Taking place several years after the previous film, Himura Kenshin’s (Takeru Sato) peace is once again disturbed by a figure from his past. Enishi Yukishiro (Mackenyu Arata) bears a major grudge against Kenshin, for causing the death of his sister Tomoe (Kasumi Arimura), who was briefly married to Kenshin. Enishi is also working alongside Shanghai mafia boss Wu-Heishin (Takuma Oto), who is under investigation by Hajime Saito (Yosuke Eguchi).

Following on from previous instalments in the saga, “Rurouni Kenshin: The Final” features the familiar stylish action sequences and a lot of nostalgia for the first three films. As well as the return of most of the cast, including Yosuke Eguchi, Emi Takei, Munetaka, Aoki and Yu Aoi, the film also sees the return of Ryosuke Kamiki in another superb fight. There is a nostalgia to seeing the gang back together again and taking on a fresh challenge, and with the same director, composer and cinematographer it is almost as if no time has passed between the releases. The story this time around feels like a more personal affair and Kenshin and Enishi’s backstory and rivalry is a strong thread on which to hang the as-ever impressive action sequences. We learn through flashbacks of their history together, including how Kenshin got the crossed scars on his cheek. Once again the action choreography offers an amazing spectacle, from Enishi’s first fight in a train, through large scale battles and emotionally charged duels later on, there is an endless creativity and skill in each of these set-pieces. The sight of dozens of extras engaged in combat is an incredible sight, the vitality and skill of the actors a marvel to see. The story of the Shanghai mafia investigation is given short shrift, being far less interesting than Enishi’s main plot, but again the film gives ample time to several supporting characters, helping to flesh them out a little.

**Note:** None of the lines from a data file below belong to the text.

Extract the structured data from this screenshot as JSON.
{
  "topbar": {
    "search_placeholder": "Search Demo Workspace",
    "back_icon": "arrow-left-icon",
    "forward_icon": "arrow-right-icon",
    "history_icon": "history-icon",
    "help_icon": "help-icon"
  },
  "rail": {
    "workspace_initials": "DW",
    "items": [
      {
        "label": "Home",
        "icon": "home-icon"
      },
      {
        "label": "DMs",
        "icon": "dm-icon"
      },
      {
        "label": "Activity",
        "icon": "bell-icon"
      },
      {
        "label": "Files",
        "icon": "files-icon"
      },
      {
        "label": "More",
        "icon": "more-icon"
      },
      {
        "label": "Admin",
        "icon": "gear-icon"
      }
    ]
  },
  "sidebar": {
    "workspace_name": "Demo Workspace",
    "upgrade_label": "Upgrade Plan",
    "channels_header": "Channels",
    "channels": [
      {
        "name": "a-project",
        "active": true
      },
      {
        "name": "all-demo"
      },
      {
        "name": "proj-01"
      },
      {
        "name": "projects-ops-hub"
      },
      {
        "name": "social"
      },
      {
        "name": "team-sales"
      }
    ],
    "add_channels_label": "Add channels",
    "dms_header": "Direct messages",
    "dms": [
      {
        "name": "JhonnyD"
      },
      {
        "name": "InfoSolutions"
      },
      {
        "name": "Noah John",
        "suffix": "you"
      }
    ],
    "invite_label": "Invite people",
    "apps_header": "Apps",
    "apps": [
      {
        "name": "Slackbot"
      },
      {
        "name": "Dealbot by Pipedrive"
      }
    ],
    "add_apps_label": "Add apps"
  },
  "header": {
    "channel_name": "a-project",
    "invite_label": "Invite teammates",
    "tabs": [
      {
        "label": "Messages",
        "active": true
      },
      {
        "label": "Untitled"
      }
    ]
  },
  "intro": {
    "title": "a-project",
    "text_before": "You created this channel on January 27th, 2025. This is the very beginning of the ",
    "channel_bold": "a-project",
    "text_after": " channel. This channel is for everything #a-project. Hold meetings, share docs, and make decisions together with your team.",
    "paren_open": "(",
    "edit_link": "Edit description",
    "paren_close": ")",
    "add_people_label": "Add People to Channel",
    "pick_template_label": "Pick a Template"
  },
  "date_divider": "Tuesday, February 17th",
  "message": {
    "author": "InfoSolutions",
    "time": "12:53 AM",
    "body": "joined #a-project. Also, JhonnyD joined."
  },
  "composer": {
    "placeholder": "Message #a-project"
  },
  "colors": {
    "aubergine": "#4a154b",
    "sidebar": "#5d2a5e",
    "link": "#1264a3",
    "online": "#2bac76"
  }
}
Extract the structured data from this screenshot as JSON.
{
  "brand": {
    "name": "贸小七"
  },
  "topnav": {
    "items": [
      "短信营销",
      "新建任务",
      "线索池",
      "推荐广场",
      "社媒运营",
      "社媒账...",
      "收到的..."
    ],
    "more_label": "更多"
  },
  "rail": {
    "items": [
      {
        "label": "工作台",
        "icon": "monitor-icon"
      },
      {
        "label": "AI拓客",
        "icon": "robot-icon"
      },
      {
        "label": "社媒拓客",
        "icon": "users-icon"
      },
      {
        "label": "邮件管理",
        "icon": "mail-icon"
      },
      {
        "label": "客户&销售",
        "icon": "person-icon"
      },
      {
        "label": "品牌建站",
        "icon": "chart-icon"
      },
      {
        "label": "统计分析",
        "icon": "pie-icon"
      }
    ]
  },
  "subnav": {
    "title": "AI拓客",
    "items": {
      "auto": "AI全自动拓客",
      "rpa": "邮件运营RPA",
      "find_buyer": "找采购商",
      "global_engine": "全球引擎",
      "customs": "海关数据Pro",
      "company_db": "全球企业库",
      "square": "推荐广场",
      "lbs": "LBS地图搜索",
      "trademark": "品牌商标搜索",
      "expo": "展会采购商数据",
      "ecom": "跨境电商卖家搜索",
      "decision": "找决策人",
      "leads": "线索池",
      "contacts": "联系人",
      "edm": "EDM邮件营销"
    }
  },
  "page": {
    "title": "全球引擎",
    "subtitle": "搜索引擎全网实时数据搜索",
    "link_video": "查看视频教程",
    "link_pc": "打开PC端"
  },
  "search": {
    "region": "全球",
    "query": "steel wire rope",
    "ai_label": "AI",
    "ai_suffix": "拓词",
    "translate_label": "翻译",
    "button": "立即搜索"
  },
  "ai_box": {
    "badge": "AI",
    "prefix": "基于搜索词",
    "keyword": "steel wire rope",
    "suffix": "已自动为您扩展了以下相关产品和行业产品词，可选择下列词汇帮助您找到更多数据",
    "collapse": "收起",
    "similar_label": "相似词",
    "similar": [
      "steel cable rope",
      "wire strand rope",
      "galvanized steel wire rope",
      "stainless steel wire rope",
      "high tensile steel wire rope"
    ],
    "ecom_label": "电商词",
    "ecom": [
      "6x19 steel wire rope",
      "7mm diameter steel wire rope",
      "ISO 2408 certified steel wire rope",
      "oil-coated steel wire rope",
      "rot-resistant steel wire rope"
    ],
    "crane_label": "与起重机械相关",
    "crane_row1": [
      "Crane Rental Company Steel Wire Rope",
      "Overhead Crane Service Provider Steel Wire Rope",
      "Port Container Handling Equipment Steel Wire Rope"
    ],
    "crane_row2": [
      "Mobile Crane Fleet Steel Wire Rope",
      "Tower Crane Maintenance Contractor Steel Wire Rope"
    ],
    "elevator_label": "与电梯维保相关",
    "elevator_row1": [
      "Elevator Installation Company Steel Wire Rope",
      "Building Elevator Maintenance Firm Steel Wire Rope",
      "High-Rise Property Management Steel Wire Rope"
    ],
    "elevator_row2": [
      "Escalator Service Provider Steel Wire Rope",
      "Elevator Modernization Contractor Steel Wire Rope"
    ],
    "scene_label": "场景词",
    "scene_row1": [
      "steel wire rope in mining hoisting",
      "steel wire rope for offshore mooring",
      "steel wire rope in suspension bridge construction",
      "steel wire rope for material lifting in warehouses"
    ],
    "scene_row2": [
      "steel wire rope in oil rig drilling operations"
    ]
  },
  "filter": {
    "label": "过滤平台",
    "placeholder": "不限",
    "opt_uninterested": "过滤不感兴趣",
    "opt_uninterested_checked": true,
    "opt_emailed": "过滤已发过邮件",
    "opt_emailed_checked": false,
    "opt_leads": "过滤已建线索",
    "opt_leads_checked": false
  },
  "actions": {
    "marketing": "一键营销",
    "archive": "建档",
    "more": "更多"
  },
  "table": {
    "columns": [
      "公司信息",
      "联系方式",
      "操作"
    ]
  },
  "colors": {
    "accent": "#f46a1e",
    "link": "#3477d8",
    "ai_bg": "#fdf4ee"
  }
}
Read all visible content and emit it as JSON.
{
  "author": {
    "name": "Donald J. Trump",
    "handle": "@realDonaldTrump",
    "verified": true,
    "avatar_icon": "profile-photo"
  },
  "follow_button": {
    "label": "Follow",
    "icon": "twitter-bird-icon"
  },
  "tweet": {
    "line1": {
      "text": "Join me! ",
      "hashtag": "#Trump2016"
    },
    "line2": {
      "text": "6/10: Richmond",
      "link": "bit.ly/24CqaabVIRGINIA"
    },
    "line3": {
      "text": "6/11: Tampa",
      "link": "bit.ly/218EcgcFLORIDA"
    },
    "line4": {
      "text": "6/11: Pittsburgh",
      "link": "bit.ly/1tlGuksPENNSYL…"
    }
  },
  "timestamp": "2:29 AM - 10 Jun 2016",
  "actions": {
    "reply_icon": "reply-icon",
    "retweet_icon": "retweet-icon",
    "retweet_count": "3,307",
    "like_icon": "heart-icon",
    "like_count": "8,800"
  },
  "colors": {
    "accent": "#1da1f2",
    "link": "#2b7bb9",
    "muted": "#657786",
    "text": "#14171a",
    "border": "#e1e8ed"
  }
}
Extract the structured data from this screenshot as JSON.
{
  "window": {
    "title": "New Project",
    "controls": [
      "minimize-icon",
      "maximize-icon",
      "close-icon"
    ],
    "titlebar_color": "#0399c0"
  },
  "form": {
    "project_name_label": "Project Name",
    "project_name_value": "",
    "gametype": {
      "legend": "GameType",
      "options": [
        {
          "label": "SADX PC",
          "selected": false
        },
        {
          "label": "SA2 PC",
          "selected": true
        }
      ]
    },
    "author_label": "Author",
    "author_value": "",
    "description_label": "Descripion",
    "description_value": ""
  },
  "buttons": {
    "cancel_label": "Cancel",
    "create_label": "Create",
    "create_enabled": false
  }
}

Despite a run time of over two hours, in keeping with previous films, the story is well-paced and rarely drags. The screenplay, also by director Keishi Otomo, is continuously pushing the plot forward, slowly revealing details about either Kenshin’s history, or the characters around him, building up a sense of connection to events and people that allows the fight sequences to land with a genuine sense of threat. Everything about this project proves not only a serious budget, but a dedication to making something that looks incredible. The costume and set design perfectly recreate the period, while adding colour and vibrancy to the characters, building a believable world around the fantastical plot. Takuro Ishizaka’s cinematography is also beautiful to look at and the film uses light, locations and weather, to emphasise certain moments. Snow softly falling over a tragic death, fires tearing through the city, using the background details to heighten the emotional content of certain scenes. Naoki Sato again provides an incredible score that slips easily between drama and action.

“Rurouni Kenshin: The Final” sees a darker side to Kenshin, similar to when we first encounter him. Despite his easy-going appearance, the film makes clear that he was a killer and has caused great suffering in the past. Enishi’s desire for revenge is understandable and we are left with difficult moral questions about both of them. The film is one of the best big-budget action films in the genre and a welcome return for these characters.